When supplies ran out, “we finally cut up pillowcases for bandages,” Sister Mary reported.

Matthew 25 House, established in 2005 by the Nashville, Tenn.,-based Parish Twinning Program of the Americas, provides hospitality to North Americans who come to Haiti with the twinning program or with other missionary or humanitarian organizations.

Although the downstairs of the house experienced no structural damage, Sister Mary said, the upper floors had more damage and “the wall between us and the neighbor has quite a large hole.” But she encouraged medical teams that had been scheduled to come to Haiti not to change their plans.

“There is a great need for medical supplies, suturing, betadine, analgesics … everything … and personnel to bring it,” she said. (NOB)

Aid worker finds scene from Dante’s “Inferno”

“It looks like Dante’s ‘Inferno.’” That’s how Mike Henry, Haiti project director for Cross International Catholic Outreach, described the scene in Port-au-Prince after the quake.

“There are dead bodies everywhere,” Henry said in a Jan. 13 report from the Haitian capital. “It is hell on earth.”

Jim Cavnar, president of the Catholic aid agency based in Pompano Beach, Fla., said the magnitude 7 earthquake “has done more than shake the earth.
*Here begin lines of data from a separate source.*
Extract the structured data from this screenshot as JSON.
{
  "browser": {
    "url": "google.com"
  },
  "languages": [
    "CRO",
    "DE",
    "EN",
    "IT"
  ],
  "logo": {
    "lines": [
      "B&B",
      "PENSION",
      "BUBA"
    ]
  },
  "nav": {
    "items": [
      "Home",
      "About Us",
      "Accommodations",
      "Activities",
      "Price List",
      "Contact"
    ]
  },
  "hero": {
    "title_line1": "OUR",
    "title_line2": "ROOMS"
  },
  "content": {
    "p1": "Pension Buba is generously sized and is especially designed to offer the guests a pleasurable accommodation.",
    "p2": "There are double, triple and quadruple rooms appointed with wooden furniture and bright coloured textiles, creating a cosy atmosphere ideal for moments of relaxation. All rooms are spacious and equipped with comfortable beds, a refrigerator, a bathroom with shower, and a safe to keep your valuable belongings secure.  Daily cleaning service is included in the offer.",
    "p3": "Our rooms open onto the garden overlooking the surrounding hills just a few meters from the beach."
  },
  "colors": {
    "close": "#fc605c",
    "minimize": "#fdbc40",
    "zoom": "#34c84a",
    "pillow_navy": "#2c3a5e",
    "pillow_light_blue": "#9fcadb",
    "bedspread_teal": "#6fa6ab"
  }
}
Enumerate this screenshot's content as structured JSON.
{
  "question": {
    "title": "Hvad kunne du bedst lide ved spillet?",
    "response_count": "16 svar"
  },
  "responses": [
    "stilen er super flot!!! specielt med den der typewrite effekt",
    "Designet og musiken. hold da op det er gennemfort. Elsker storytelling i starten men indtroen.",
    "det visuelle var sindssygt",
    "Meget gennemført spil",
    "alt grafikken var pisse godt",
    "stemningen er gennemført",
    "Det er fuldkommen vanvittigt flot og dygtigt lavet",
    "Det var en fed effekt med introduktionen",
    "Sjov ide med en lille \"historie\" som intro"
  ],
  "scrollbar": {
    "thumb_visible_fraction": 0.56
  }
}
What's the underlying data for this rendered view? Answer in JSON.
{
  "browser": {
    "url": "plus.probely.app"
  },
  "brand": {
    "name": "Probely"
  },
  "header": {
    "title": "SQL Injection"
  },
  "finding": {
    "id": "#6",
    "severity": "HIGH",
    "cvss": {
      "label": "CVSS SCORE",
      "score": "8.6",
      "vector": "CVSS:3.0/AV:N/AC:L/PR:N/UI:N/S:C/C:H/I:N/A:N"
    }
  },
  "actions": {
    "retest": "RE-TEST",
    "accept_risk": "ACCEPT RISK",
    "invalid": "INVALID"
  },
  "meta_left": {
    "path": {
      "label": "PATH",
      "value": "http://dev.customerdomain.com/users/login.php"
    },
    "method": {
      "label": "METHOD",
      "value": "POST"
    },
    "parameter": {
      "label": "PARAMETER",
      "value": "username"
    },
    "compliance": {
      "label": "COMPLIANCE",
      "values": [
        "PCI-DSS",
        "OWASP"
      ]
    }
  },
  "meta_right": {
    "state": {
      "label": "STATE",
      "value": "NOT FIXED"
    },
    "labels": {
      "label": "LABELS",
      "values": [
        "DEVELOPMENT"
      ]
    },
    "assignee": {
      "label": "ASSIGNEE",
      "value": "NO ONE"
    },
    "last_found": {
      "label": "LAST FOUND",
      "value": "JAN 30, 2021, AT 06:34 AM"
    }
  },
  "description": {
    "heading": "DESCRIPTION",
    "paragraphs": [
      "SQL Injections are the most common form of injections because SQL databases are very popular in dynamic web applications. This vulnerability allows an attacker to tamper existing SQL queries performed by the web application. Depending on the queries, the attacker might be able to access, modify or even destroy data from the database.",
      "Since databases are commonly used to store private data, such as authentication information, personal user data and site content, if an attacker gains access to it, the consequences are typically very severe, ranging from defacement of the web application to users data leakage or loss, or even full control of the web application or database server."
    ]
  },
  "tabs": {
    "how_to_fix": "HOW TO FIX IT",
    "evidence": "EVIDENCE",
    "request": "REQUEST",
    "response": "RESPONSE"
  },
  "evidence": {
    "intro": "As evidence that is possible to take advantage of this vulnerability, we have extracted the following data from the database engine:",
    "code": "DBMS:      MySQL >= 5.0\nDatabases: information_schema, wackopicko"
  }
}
It has shaken the fragile hopes and dreams of the Haitian people, who just last year were the victims of devastating storms and flooding.”

But even amid the devastation, there were signs of resilience.

“The girls were shaken up quite a bit when it happened,” said an unnamed person who works with Cross Catholic, in a message to Cavnar, “but now they are playing with the kids of the parents who are staying in our home.”